Tobias Harris has written eloquently and in admirable detail about the Democratic Party's ongoing struggle over how far it should go in pandering to the voters in rural areas. I would differ with Mr. Harris's depiction of the situation only in his assessment of Maehara Seiji's rebellion. Mr. Harris sees Maehara's denunciation of his party's making impossible-to-keep promises as a misguided attachment to principles. I would condemn it more forcefully as plain vanilla stupidity: Maehara is attacking DPJ Party Leader Ozawa Ichirō for the crime of trying to make the system work to the advantage of Democratic Party of Japan.
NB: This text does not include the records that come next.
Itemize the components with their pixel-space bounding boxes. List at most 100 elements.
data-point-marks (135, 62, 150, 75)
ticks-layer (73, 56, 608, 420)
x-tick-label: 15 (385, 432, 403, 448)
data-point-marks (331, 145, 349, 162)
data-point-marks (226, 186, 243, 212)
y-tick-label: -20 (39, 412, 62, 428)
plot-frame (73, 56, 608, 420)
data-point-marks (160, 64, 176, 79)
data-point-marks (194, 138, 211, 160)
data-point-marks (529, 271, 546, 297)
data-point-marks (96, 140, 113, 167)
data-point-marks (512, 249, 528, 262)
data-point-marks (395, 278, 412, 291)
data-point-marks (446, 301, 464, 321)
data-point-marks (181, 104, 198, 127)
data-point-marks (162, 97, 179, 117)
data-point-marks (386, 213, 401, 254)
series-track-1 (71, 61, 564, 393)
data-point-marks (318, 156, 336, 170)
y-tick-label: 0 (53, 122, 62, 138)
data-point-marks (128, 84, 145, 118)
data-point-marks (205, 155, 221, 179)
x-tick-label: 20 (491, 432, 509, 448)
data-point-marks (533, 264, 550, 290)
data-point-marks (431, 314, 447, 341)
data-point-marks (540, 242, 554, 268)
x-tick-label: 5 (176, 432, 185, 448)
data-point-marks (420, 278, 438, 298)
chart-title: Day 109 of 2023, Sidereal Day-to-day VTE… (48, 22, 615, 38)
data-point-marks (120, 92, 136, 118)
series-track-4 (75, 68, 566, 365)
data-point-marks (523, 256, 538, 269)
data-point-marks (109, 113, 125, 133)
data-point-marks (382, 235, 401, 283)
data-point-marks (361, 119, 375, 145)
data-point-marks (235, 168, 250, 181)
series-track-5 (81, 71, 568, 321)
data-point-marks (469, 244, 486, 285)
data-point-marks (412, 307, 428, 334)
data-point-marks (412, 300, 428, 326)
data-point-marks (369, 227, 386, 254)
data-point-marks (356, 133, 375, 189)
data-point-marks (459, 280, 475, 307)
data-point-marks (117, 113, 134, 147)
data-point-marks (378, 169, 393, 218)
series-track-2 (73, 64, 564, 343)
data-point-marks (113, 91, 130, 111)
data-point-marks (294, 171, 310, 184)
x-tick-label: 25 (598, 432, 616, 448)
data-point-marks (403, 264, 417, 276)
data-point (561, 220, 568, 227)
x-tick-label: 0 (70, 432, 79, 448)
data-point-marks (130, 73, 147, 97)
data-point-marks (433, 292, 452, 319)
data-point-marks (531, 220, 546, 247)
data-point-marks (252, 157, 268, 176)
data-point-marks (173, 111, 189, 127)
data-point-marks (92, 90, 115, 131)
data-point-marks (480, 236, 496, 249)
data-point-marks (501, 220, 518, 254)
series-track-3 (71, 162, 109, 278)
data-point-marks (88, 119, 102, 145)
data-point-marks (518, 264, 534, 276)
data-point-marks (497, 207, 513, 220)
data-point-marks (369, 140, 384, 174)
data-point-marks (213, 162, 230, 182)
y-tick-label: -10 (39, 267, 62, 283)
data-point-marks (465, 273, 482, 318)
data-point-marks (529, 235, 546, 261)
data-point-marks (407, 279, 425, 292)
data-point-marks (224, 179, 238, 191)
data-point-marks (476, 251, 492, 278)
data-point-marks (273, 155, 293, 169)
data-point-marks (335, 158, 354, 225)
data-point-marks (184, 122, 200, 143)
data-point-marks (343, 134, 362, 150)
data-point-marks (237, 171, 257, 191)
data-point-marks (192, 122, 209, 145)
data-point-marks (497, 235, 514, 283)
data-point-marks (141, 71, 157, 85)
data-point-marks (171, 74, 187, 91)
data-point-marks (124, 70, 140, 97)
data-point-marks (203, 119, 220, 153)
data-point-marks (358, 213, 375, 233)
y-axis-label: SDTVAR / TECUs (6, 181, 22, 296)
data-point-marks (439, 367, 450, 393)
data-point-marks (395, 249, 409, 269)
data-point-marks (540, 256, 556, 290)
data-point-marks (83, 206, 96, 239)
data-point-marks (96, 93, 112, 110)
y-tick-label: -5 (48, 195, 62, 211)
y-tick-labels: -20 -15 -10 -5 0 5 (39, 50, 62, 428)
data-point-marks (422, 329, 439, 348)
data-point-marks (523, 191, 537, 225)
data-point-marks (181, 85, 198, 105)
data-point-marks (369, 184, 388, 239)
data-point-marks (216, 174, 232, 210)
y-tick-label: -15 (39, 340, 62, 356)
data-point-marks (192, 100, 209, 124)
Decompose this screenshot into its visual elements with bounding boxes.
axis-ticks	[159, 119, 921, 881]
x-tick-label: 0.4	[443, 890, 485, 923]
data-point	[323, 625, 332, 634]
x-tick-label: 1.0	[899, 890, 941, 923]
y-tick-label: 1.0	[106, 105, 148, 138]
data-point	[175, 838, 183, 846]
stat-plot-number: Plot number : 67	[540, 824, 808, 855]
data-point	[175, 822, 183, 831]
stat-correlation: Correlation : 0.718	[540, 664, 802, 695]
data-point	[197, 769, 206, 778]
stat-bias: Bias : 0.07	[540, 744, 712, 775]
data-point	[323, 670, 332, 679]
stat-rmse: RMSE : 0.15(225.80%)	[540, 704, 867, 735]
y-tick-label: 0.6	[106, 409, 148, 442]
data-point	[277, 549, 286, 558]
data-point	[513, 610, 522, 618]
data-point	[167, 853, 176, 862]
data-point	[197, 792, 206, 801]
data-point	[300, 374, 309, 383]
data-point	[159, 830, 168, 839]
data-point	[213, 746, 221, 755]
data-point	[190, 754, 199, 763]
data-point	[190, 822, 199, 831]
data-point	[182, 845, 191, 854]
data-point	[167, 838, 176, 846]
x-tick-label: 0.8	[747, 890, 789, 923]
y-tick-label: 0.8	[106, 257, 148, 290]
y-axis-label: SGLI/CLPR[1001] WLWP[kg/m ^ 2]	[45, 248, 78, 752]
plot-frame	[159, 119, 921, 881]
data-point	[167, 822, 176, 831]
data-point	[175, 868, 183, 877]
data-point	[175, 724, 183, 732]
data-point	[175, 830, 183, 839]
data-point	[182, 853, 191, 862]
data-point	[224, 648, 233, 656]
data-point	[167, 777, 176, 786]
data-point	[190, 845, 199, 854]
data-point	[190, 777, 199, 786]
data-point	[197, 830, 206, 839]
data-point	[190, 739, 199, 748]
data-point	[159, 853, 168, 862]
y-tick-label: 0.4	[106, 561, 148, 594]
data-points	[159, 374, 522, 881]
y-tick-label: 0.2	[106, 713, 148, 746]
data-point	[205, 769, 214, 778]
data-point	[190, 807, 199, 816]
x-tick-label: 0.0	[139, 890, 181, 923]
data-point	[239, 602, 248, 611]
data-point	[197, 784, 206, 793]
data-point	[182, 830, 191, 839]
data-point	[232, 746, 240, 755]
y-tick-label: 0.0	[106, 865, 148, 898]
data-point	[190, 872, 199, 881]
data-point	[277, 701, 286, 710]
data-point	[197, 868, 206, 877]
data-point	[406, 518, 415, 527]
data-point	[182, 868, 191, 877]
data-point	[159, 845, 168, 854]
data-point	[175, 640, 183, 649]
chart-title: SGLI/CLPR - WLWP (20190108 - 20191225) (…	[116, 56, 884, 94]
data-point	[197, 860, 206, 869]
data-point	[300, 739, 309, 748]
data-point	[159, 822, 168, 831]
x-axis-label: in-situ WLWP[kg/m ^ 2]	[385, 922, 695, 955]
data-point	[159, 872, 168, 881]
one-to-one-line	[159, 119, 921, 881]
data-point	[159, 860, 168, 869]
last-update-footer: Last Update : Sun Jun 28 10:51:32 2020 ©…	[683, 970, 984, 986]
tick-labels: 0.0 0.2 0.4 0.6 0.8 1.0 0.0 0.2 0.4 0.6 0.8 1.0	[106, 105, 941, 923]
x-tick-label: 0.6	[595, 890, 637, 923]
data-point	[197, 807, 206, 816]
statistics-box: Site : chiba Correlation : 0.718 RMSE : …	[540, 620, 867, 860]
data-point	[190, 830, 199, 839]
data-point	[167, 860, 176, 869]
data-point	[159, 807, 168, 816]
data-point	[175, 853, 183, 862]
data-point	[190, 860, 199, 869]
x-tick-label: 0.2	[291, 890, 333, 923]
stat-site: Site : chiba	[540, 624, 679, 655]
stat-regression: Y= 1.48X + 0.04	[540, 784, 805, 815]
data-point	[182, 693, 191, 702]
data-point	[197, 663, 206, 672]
Maehara is taking aim at the wrong target and in the wrong sequence. The problem is the system, not Ozawa. That Ozawa is lying through his teeth, cozying up to the most irresponsible of fiscal inanities, is a function of the game board on which he must play. In order to win enough seats to topple the ruling coalition the DPJ has to beat the LDP at its own game in the rural districts. Actually keeping any of the promises made to the LDP's clients is a problem for the future, not now. The DPJ must outbid the LDP, seize power, then blow off the rural districts -- in that order.
So for the foreseeable future it may be hard to see the difference between the white hats and the black hats. All members of the political order will be lying, lying, lying and then lying some more. No surprise here -- the system rewards those able to pull off the most dishonest, two-faced, logically inconsistent performance possible.
Just who is who -- and who won -- will only be clear after the election, as the victors take to the acts of governing and crafting legislation.
So it might be good to forget what is in the manifestos for a while.